Point of View: Creating a culture of gratitude

As 2018 comes to a close, it is a time when many reflect on the past year. Looking back on 2018 I realize that there were many losses experienced here in our close-knit community. Active and engaged community members who impacted the lives of many passed away. The impact of these individuals was demonstrated by celebrations of life that were standing room only.

At one such event I was touched by the stories and sharing and the sheer impact one person had on the lives of so many. I reflected on how that individual had impacted my life. Most powerful was the realization that I had never told that person how much they had inspired me. I had never expressed my awe and appreciation to that person. Did they know how much they had affected me and others? Did they ever hear these stories of appreciation from those who knew and loved them?

The loss of this particular person was a wake-up call that made me realize the importance of expressing appreciation to those who have impacted our lives, giving gratitude to those individuals while they are still with us, not waiting to voice and share our stories after they are gone. How great would it be if we could create a culture of gratitude, consistently appreciating others throughout the smaller communities we are a part of?

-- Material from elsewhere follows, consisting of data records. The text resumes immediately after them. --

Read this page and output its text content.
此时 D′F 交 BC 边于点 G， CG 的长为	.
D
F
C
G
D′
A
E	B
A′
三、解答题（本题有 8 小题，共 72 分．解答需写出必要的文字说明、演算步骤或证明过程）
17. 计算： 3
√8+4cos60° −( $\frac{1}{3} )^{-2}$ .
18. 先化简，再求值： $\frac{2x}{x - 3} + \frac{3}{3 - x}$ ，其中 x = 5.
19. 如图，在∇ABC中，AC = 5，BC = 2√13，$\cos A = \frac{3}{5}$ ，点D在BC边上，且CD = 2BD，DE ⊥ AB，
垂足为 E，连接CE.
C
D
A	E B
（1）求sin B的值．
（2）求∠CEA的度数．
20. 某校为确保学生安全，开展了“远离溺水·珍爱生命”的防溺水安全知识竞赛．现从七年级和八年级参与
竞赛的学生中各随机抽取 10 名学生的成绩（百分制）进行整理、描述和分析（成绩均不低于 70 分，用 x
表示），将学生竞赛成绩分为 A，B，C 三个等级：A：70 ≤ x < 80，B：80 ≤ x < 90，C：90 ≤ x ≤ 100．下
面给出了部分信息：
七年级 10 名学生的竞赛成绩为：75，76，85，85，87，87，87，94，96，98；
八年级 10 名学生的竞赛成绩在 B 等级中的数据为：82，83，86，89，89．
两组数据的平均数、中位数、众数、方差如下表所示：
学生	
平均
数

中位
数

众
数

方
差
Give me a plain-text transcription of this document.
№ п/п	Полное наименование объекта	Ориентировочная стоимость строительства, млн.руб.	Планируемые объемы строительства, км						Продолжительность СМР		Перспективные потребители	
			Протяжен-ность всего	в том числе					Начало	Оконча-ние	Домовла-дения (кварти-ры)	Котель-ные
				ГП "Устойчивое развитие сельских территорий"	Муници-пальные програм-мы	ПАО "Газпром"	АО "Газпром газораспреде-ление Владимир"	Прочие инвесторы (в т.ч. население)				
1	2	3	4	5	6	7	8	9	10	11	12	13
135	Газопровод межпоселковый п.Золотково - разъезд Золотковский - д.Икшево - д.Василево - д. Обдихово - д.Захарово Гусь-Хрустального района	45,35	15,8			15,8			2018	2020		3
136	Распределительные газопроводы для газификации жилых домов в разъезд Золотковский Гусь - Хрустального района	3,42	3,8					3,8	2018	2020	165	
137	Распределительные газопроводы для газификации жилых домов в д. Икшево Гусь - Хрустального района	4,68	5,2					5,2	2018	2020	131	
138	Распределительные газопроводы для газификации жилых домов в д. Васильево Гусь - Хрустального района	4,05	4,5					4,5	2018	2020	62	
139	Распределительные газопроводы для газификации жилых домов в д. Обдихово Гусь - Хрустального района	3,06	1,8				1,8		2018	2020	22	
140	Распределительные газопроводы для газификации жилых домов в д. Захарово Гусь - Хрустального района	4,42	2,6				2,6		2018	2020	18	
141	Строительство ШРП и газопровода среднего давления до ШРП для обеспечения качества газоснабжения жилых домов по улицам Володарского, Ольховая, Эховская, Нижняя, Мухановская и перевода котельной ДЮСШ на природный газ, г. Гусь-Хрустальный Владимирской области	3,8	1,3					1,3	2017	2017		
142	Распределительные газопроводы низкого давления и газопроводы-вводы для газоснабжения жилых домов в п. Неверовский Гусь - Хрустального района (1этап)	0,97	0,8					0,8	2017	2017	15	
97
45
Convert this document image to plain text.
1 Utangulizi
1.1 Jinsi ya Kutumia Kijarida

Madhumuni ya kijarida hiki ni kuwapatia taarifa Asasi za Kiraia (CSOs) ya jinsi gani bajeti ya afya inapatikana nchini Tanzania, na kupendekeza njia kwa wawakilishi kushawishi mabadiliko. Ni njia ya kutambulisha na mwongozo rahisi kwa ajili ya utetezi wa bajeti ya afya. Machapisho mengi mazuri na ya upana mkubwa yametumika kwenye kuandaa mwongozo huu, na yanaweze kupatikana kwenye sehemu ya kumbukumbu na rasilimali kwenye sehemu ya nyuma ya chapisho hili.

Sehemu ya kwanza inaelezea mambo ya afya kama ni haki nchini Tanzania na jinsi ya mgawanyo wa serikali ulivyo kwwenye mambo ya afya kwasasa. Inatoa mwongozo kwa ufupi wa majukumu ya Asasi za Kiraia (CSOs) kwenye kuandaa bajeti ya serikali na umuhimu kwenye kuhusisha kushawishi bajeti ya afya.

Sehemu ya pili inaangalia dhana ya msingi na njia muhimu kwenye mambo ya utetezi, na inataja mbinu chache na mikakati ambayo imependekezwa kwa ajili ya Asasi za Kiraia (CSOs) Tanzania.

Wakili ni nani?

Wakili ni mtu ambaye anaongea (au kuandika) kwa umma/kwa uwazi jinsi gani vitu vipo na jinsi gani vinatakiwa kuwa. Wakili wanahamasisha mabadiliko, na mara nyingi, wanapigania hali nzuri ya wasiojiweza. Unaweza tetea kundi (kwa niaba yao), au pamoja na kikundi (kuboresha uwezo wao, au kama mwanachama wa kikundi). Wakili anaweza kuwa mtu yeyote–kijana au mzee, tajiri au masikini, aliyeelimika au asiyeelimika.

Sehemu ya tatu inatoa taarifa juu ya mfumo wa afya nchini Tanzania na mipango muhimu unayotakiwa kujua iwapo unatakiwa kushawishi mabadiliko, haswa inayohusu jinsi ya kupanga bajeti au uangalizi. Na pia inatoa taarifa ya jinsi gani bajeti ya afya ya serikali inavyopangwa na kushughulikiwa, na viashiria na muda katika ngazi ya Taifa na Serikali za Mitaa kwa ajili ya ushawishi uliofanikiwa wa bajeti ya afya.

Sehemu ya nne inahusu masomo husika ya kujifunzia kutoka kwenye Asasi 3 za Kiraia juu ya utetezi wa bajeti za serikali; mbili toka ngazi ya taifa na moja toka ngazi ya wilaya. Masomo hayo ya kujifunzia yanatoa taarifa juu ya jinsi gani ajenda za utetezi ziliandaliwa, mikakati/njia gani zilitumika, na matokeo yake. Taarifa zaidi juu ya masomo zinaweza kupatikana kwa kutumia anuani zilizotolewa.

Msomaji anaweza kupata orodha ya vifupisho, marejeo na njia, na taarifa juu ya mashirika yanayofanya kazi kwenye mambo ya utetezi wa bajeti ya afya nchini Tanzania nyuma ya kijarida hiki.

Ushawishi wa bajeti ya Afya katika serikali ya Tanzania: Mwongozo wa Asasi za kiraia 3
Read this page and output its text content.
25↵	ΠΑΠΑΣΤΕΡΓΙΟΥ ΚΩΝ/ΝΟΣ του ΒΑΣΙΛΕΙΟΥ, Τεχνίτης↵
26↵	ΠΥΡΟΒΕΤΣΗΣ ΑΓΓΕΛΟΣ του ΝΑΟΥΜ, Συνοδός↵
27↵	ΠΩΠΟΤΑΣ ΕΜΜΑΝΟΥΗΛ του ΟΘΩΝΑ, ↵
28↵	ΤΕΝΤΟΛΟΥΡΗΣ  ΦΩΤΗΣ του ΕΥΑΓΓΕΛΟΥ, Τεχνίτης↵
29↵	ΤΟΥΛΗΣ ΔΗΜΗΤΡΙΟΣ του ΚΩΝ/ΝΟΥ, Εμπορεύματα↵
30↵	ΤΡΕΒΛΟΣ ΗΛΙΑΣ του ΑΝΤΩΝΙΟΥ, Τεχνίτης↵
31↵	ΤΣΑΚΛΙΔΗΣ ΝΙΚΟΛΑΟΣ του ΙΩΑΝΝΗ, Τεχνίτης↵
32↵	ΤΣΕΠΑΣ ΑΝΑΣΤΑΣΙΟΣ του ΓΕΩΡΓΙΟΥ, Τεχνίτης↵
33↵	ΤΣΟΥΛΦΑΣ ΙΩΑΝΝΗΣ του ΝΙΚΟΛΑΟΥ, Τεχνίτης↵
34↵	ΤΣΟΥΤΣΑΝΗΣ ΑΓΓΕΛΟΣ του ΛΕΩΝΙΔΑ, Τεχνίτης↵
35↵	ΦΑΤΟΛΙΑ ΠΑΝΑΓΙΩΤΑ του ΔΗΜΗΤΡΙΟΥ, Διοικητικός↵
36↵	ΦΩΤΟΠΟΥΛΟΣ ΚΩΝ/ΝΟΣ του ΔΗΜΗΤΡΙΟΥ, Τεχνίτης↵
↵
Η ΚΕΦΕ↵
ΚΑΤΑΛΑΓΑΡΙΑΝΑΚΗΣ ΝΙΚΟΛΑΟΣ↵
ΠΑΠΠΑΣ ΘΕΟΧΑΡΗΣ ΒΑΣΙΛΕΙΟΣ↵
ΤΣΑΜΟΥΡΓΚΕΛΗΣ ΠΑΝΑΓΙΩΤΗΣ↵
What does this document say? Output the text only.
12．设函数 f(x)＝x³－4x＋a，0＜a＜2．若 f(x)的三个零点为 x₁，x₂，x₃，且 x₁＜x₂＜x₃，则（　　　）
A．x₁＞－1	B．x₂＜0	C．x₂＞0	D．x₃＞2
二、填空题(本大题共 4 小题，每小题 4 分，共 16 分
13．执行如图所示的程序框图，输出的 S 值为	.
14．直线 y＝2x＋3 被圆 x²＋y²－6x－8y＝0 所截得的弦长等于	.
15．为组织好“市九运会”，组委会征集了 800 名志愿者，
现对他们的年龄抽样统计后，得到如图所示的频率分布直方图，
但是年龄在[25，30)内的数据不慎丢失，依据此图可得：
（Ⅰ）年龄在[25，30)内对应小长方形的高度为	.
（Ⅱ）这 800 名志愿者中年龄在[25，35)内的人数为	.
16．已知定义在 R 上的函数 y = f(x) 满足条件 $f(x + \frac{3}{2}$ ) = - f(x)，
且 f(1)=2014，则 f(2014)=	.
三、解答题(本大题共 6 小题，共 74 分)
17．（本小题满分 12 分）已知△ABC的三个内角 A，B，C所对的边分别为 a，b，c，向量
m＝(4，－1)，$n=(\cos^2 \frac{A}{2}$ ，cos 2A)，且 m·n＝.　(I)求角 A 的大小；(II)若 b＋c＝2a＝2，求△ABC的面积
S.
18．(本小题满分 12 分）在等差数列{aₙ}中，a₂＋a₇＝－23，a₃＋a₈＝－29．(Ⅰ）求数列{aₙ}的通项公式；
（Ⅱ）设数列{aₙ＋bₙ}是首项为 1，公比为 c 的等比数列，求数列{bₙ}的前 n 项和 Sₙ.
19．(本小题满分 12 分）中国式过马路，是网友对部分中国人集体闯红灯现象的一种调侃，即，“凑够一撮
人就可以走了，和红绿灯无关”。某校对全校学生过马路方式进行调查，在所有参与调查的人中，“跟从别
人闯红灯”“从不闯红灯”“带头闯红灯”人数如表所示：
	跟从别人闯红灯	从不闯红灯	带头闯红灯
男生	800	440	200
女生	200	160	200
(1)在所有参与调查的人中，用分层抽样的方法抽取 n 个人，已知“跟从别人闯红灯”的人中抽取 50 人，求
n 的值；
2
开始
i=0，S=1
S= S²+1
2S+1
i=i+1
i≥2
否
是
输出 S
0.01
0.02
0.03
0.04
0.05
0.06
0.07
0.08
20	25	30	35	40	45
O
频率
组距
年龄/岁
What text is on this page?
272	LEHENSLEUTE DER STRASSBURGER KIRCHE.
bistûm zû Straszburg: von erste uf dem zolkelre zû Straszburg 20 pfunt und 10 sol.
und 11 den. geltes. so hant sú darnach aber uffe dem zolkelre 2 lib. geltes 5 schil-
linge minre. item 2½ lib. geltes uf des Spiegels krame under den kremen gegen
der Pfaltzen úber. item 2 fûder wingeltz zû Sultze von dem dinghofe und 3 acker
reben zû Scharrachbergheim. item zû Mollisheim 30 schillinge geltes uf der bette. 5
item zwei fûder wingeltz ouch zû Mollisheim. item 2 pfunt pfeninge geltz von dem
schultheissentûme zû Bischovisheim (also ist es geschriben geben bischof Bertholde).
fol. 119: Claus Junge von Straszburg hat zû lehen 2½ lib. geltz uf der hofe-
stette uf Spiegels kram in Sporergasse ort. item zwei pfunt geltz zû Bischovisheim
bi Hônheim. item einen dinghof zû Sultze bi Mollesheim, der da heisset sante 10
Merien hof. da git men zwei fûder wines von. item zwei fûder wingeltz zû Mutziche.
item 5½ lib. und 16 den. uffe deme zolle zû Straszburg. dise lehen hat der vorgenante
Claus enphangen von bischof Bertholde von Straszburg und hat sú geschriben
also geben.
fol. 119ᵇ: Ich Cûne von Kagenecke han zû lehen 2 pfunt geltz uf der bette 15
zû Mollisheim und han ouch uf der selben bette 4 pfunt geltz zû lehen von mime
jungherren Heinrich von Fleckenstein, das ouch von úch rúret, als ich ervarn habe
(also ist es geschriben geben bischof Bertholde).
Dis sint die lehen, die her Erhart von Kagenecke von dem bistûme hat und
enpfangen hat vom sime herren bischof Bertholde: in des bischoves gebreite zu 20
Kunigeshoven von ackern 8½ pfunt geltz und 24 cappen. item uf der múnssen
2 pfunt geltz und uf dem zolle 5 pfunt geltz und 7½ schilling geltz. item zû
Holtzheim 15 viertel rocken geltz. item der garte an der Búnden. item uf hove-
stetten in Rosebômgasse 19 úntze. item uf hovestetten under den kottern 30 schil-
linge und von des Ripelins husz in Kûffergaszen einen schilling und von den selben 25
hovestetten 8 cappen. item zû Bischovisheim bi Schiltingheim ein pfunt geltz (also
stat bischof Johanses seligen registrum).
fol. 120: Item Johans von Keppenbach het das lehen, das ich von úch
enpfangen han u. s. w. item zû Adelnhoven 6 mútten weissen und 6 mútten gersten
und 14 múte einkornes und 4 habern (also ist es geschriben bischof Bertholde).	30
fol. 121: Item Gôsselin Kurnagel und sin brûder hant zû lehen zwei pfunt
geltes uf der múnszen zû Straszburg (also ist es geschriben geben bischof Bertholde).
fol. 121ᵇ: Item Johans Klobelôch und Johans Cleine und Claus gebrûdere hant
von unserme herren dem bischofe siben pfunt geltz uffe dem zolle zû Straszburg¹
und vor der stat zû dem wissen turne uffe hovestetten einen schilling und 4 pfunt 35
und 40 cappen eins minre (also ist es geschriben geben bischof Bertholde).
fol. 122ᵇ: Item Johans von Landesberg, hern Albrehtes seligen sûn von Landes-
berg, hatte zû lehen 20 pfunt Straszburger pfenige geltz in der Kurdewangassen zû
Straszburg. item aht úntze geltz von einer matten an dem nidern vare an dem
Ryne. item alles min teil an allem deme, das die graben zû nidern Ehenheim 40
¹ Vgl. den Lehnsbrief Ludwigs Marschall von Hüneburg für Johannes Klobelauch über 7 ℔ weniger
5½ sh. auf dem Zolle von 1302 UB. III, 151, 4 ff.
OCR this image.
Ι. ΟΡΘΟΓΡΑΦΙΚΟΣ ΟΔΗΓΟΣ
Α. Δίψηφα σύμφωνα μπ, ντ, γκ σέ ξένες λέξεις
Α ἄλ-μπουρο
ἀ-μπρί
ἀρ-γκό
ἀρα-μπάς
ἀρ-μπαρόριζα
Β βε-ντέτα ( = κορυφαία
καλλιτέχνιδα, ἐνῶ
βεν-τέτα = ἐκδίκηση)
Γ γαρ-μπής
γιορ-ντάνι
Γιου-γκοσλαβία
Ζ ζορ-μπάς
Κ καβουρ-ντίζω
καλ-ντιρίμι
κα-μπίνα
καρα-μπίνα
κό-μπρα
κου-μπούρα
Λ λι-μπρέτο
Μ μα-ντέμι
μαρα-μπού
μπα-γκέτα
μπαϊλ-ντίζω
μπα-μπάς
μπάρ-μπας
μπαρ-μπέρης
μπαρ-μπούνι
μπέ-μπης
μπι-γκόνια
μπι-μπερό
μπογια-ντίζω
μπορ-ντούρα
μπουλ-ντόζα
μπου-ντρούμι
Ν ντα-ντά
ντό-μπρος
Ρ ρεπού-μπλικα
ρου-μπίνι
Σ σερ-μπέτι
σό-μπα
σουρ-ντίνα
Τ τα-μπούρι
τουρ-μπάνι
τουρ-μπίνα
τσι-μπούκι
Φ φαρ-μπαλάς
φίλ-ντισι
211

At the most recent MAPP community meeting we attempted to capture appreciation of impactful people and organizations. We set up a place to submit “Public Accolades,” a chance to acknowledge people and entities that inspire us and that we have gratitude for. There were a handful submitted. But the ones that were submitted were heartfelt and authentic. A few of them follow:

To: Spirit of Homer

Why: We may not know what it is, where it came from, or why we are blessed with it, but thank you for somehow sprinkling your magic throughout our community to give us the support needed to heal and grow in all our dimensions of wellness.

To: Alcoholics Anonymous

Why: Local alcoholics in recovery have two to three meetings per day, every day, 365 days per year as a place for struggling alcoholics to recover.

To: The Dolmas

Why: They epitomize that MAPP is about community members – Not agencies. Thank you for contributing persistently, consistently, and enthusiastically.

I love this idea of creating a culture of gratitude. I think we will add this practice to the check-in at the beginning of our Girl Scout meetings, alongside the well-established “Roses and Thorns” – a reflection on the best and worst parts of our day.

And as we look to 2019 may we all resolve to be active participants in creating a culture of gratitude. May we acknowledge the light in each other and verbalize what we appreciate about one another. This simple practice could help us all to live in gratitude, build relationships, and strengthen our community.

Hannah Gustafson is the MAPP (Mobilizing for Action through Planning and Partnerships) Coordinator. MAPP is a local health improvement coalition with the vision of a proactive, resilient and innovative community.